Mahasiswa Termuda UGM Asal Solo Hobi Ngegame Sejak Balita

Nur Wijaya Kusuma bersama kedua orang tuanya. (Istimewa/Sapta Kusuma Brata)
11 Agustus 2018 11:00 WIB Insetyonoto Nasional Share :

Solopos.com, SOLO -- Orang tua mahasiswa termuda Univeritas Gadjah Mada (UGM) Yogyakarta 2018 asal Solo, Nur Wijaya Kusuma, menyebut anaknya hanya beruntung bisa menjadi mahasiswa di usia 15 tahun.

Prestasi Nur Wijaya di sekolahnya biasa saja. Dia bahkan tak pernah masuk ranking 3 besar di kelasnya. Namun dia selalu lulus tes akselerasi sehingga bisa menyelesaikan SD-SMA lebih cepat dari siswa reguler.

Ayah Wijaya, Sapta Kusuma Brata, mengatakan anaknya memiliki kegemaran bermain game. Wijaya mulai main game sejak masuk playgroup usia 4 tahun menggunakan personal computer (PC) di rumah.

“Senang bermain game Baby Ball, balapan mobil Need for Speed, dan perang-perangan,” ujar warga Jl. Padjajaran Timur II No 24 Sumber, Solo.

Kegemaran main game ini, sambung Brata, berlanjut sampai masuk SD, SMP, sampai SMA. Ketika SMA sudah menggunakan smartphone sendiri.

Guru Teknologi Informasi Komunikasi (TIK) SMAN 3 ini mengatakan Wijaya betah bermain game sampai berjam-jam di rumah. Meski begitu, Wijaya tidak pernah melupakan salat fardu lima waktu.
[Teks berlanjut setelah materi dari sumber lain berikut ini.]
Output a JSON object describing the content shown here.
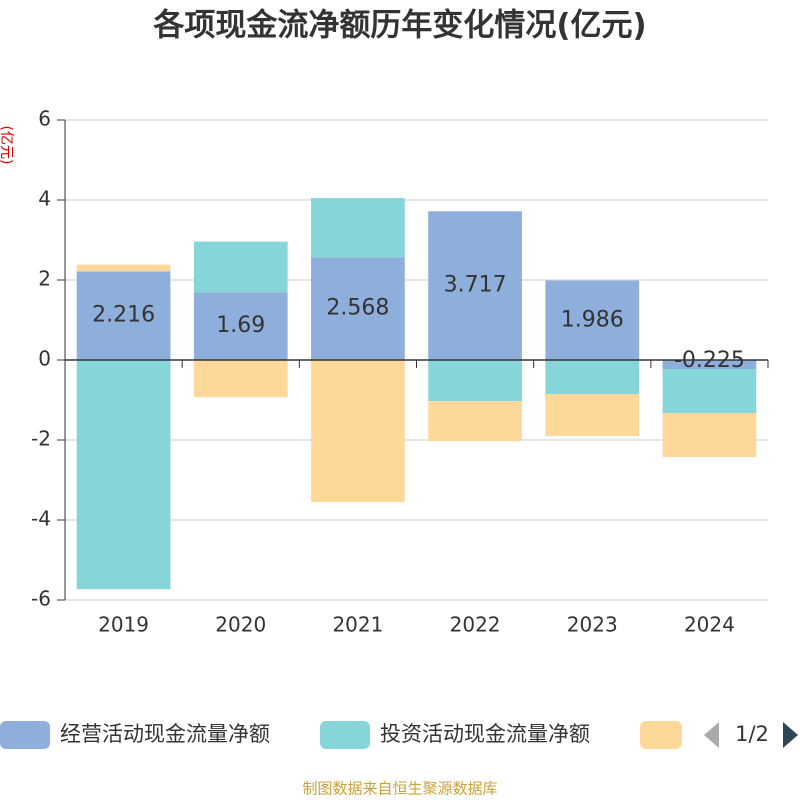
{
  "chart_data": {
    "type": "bar",
    "stacked": true,
    "title": "各项现金流净额历年变化情况(亿元)",
    "y_label": "(亿元)",
    "categories": [
      "2019",
      "2020",
      "2021",
      "2022",
      "2023",
      "2024"
    ],
    "series": [
      {
        "name": "经营活动现金流量净额",
        "color": "#8eaedb",
        "values": [
          2.216,
          1.69,
          2.568,
          3.717,
          1.986,
          -0.225
        ],
        "show_labels": true
      },
      {
        "name": "投资活动现金流量净额",
        "color": "#86d5d8",
        "values": [
          -5.73,
          1.27,
          1.48,
          -1.03,
          -0.85,
          -1.1
        ]
      },
      {
        "color": "#fed898",
        "values": [
          0.17,
          -0.93,
          -3.55,
          -1.0,
          -1.05,
          -1.1
        ]
      }
    ],
    "ylim": [
      -6,
      6
    ],
    "yticks": [
      -6,
      -4,
      -2,
      0,
      2,
      4,
      6
    ],
    "grid": true,
    "legend_page": "1/2",
    "source": "制图数据来自恒生聚源数据库"
  }
}
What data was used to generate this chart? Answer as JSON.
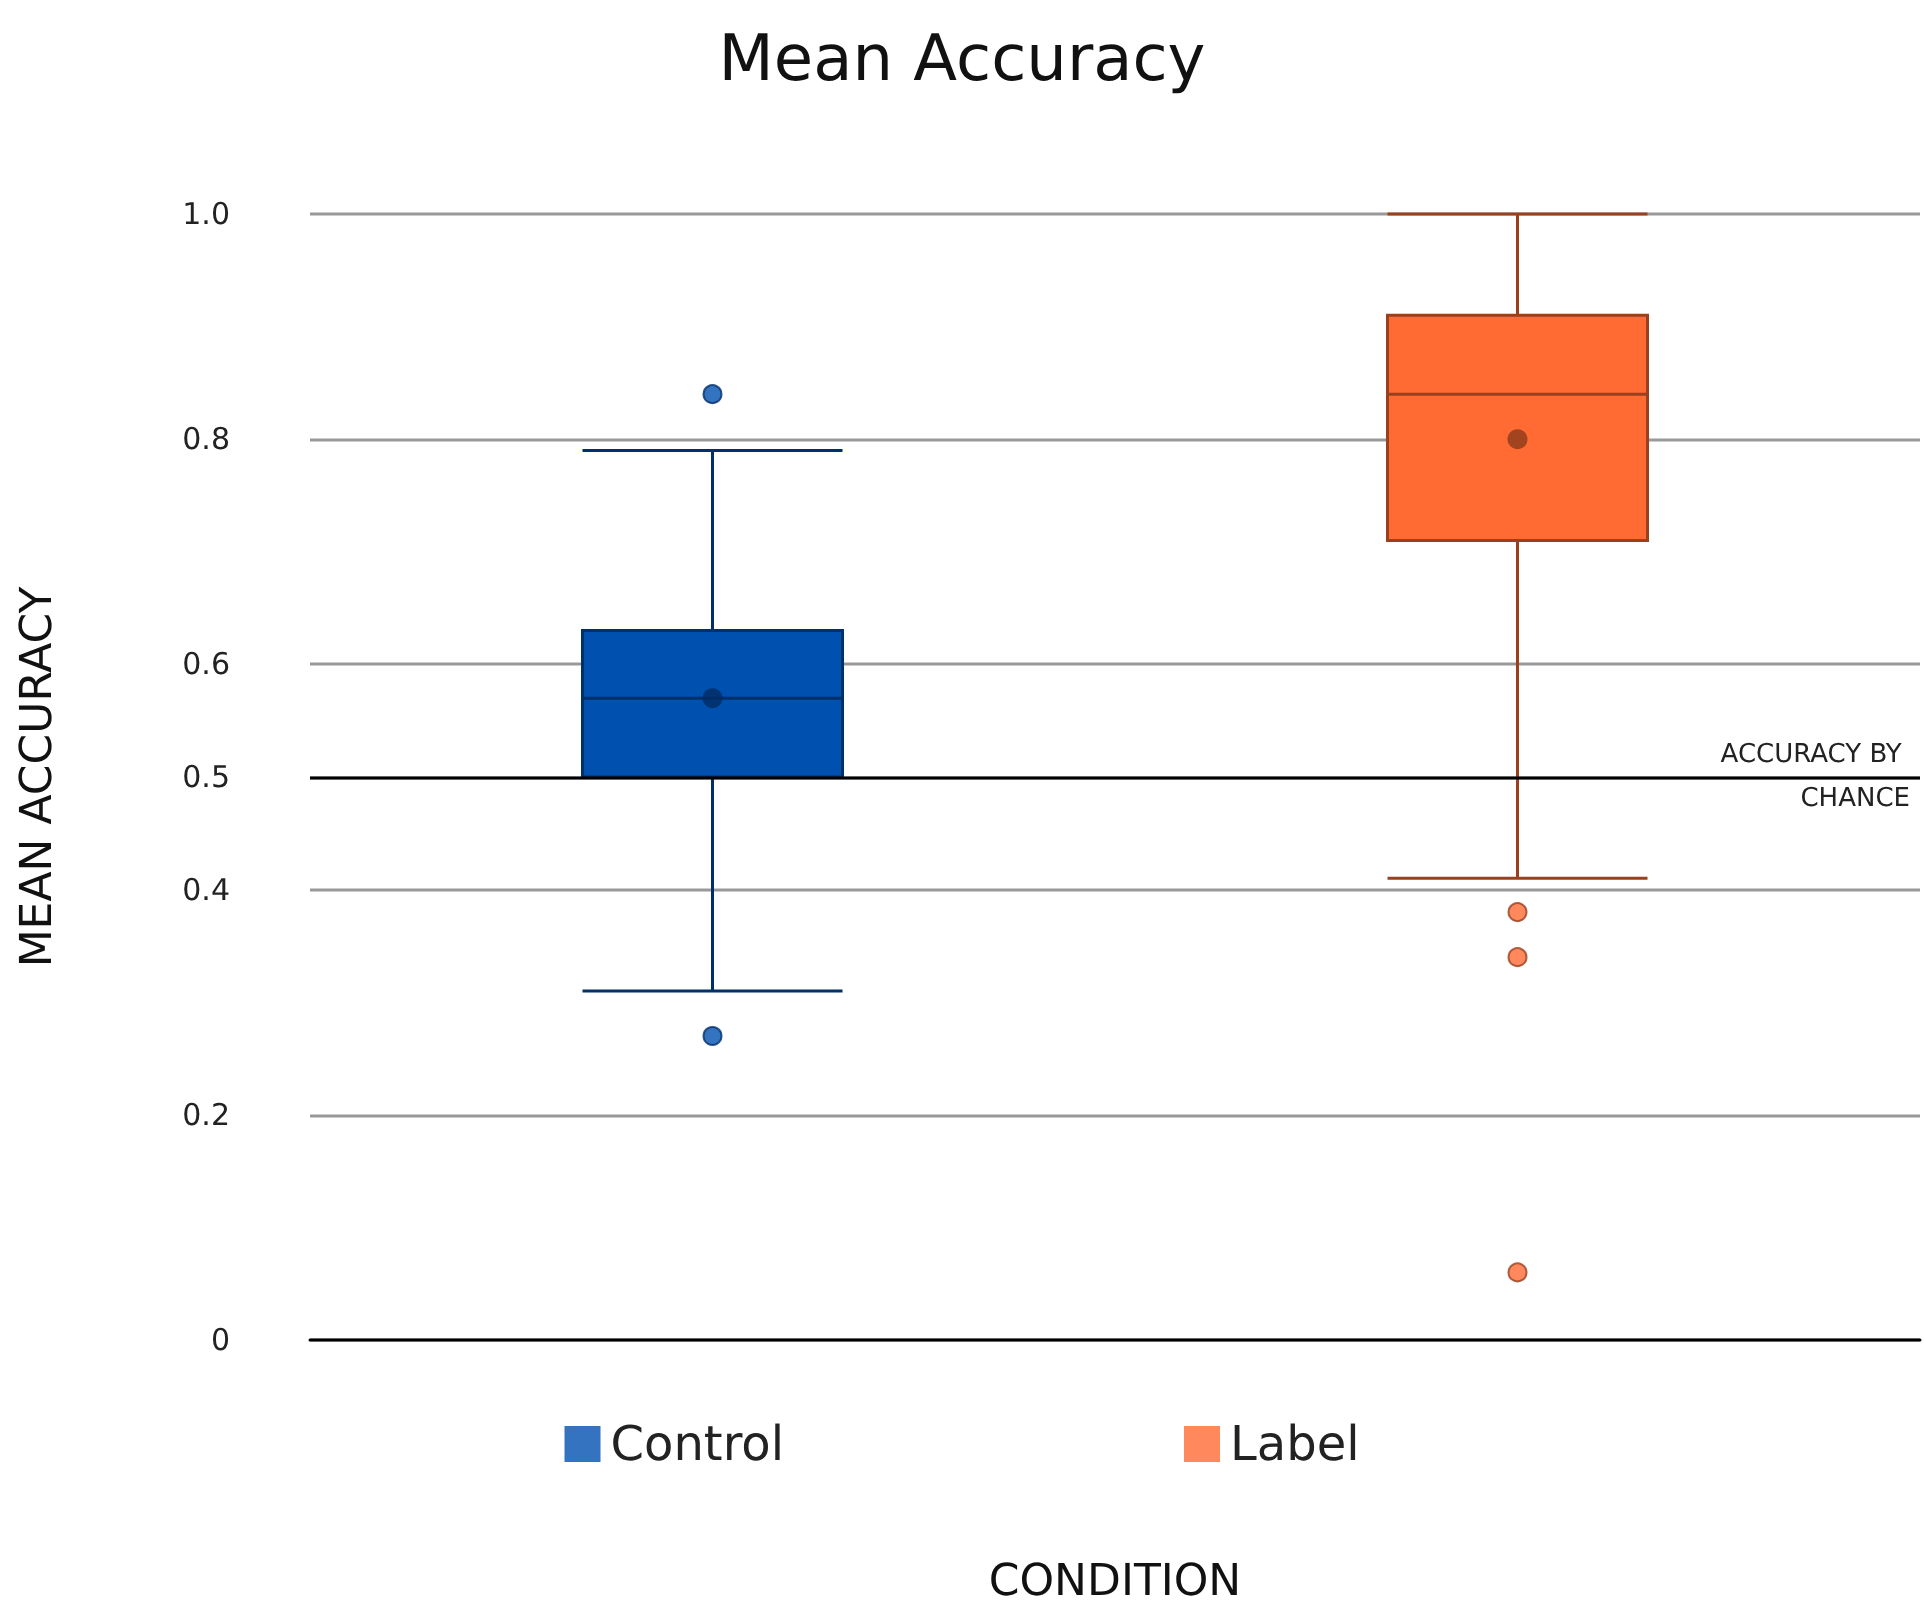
{
  "chart_data": {
    "type": "box",
    "title": "Mean Accuracy",
    "xlabel": "CONDITION",
    "ylabel": "MEAN ACCURACY",
    "categories": [
      null,
      null
    ],
    "series": [
      {
        "name": "Control",
        "color": "#0050b0",
        "boxes": [
          {
            "low": 0.31,
            "q1": 0.5,
            "median": 0.57,
            "q3": 0.63,
            "high": 0.79,
            "mean": 0.57,
            "outliers": [
              0.84,
              0.27
            ]
          },
          null
        ]
      },
      {
        "name": "Label",
        "color": "#ff6b33",
        "boxes": [
          null,
          {
            "low": 0.41,
            "q1": 0.71,
            "median": 0.84,
            "q3": 0.91,
            "high": 1.0,
            "mean": 0.8,
            "outliers": [
              0.38,
              0.34,
              0.06
            ]
          }
        ]
      }
    ],
    "ylim": [
      0,
      1
    ],
    "yticks": [
      0,
      0.2,
      0.4,
      0.5,
      0.6,
      0.8,
      {
        "value": 1,
        "label": "1.0"
      }
    ],
    "grid": "y",
    "legend": "bottom",
    "ref_lines": [
      {
        "axis": "y",
        "value": 0.5,
        "label": "ACCURACY BY CHANCE",
        "color": "#000000"
      }
    ]
  }
}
“Waktunya salat Wijaya akan berhenti main game untuk melaksanakan salat. Kalau salat Magrib berjamaah di Masjid Masyitoh dekat rumah,” jelasnya.
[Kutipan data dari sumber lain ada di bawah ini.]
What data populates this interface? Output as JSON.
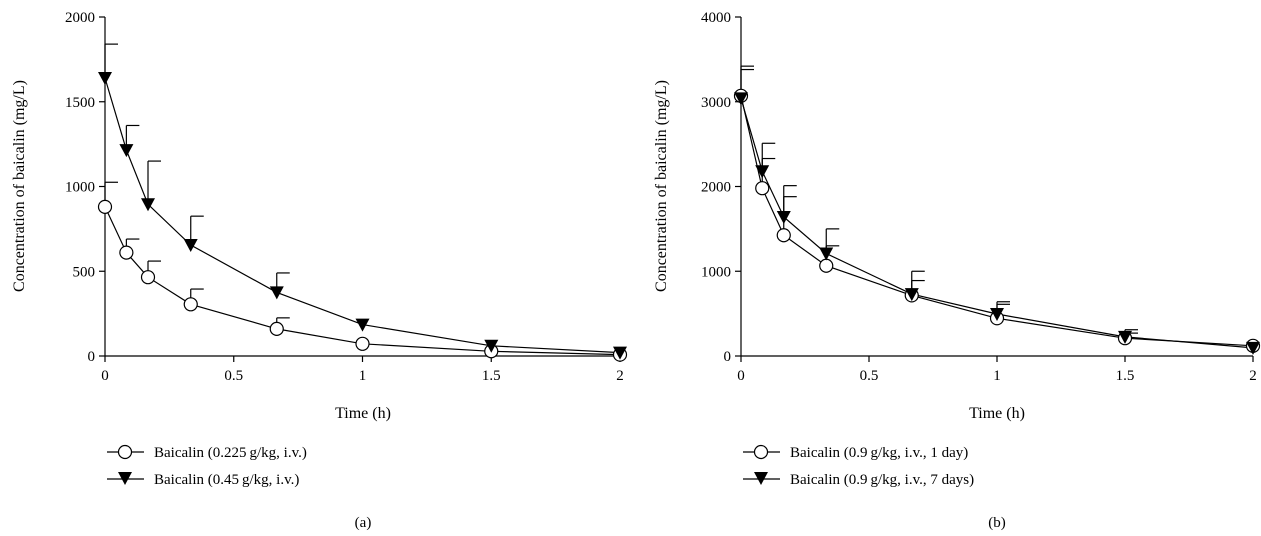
{
  "chart_data": [
    {
      "type": "line",
      "panel_label": "(a)",
      "xlabel": "Time (h)",
      "ylabel": "Concentration of baicalin (mg/L)",
      "xlim": [
        0,
        2
      ],
      "ylim": [
        0,
        2000
      ],
      "xticks": [
        0,
        0.5,
        1,
        1.5,
        2
      ],
      "xtick_labels": [
        "0",
        "0.5",
        "1",
        "1.5",
        "2"
      ],
      "yticks": [
        0,
        500,
        1000,
        1500,
        2000
      ],
      "ytick_labels": [
        "0",
        "500",
        "1000",
        "1500",
        "2000"
      ],
      "grid": false,
      "legend_position": "bottom-left",
      "x": [
        0,
        0.083,
        0.167,
        0.333,
        0.667,
        1,
        1.5,
        2
      ],
      "series": [
        {
          "name": "Baicalin (0.225 g/kg, i.v.)",
          "marker": "open-circle",
          "values": [
            880,
            610,
            465,
            305,
            160,
            72,
            28,
            8
          ],
          "error_upper": [
            1025,
            690,
            560,
            395,
            225,
            null,
            null,
            null
          ]
        },
        {
          "name": "Baicalin (0.45 g/kg, i.v.)",
          "marker": "filled-down-triangle",
          "values": [
            1640,
            1215,
            895,
            655,
            375,
            185,
            60,
            20
          ],
          "error_upper": [
            1840,
            1360,
            1150,
            825,
            490,
            null,
            null,
            null
          ]
        }
      ]
    },
    {
      "type": "line",
      "panel_label": "(b)",
      "xlabel": "Time (h)",
      "ylabel": "Concentration of baicalin (mg/L)",
      "xlim": [
        0,
        2
      ],
      "ylim": [
        0,
        4000
      ],
      "xticks": [
        0,
        0.5,
        1,
        1.5,
        2
      ],
      "xtick_labels": [
        "0",
        "0.5",
        "1",
        "1.5",
        "2"
      ],
      "yticks": [
        0,
        1000,
        2000,
        3000,
        4000
      ],
      "ytick_labels": [
        "0",
        "1000",
        "2000",
        "3000",
        "4000"
      ],
      "grid": false,
      "legend_position": "bottom-left",
      "x": [
        0,
        0.083,
        0.167,
        0.333,
        0.667,
        1,
        1.5,
        2
      ],
      "series": [
        {
          "name": "Baicalin (0.9 g/kg, i.v., 1 day)",
          "marker": "open-circle",
          "values": [
            3070,
            1980,
            1425,
            1065,
            715,
            445,
            210,
            120
          ],
          "error_upper": [
            3380,
            2330,
            1880,
            1300,
            890,
            610,
            270,
            null
          ]
        },
        {
          "name": "Baicalin (0.9 g/kg, i.v., 7 days)",
          "marker": "filled-down-triangle",
          "values": [
            3040,
            2180,
            1640,
            1210,
            730,
            495,
            225,
            95
          ],
          "error_upper": [
            3420,
            2510,
            2010,
            1500,
            1000,
            640,
            310,
            null
          ]
        }
      ]
    }
  ]
}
Dia menambahkan meski pediam, Wijaya senang bermain dengan teman sekolah seperti jalan-jalan di mal atau menonton film di bioskop. Meski anak tunggal, Wijaya tidak manja dan meminta yang macam-macam kepada orang tuanya. Bahkan di rumah Wijaya bisa memasak nasi dan membuat telur dan mi instan.

“Wijaya anaknya kritis, pernah bertanya kenapa tidak punya adik. Terus saya jelaskan adik merupakan karunia Allah,” ungkapnya.

Wijaya semula ingin kuliah di Institut Teknologi Bandung (ITB) mengambil jurusan Teknik Elektro, namun kemudian beralih ke UGM. “Kalau ke ITB jauh menengoknya. Istri saya [Uswatun Khasanah] sebenarnya tak tega lepas Wijaya di luar kota, tapi ini demi masa depannya,” ungkapnya.

Sementara itu, ketika hubungi Solopos.com, Wijaya mengatakan tidak punya resep khusus dalam belajar. Kuncinya hanya belajar secara rutin.

“Saya setiap hari setelah Salat Magrib dan Isa belajar sampai pukul 22.00 WIB. Sabtu dan Minggu refreshing bermain game,” ungkap remaja berkacamata ini.

Mengenai cita-citanya, Wijaya mengungkapkan sewaktu kecil dia ingin menjadi guru seperti ayahnya, tapi sekarang dia mengatakan belum memiliki cita-cita khusus. “Saat ini cita-cita saya kuliah cepat, insya Allah 3 tahun [lulus]. Setelah ini mau bekerja atau melanjutkan studi S2 belum tahu,” jelas dia.

Saat ini Wijaya masih beradaptasi di lingkungan tempat indekos di Jogja karena baru kali pertama hidup mandiri jauh dari orang tua. Mengenai pesan orang tua, Wijaya mengaku hanya diingatkan untuk selalu berhati-hati di Jogja karena kota besar. “Hati-hati jangan mudah percaya orang lain,” kata dia.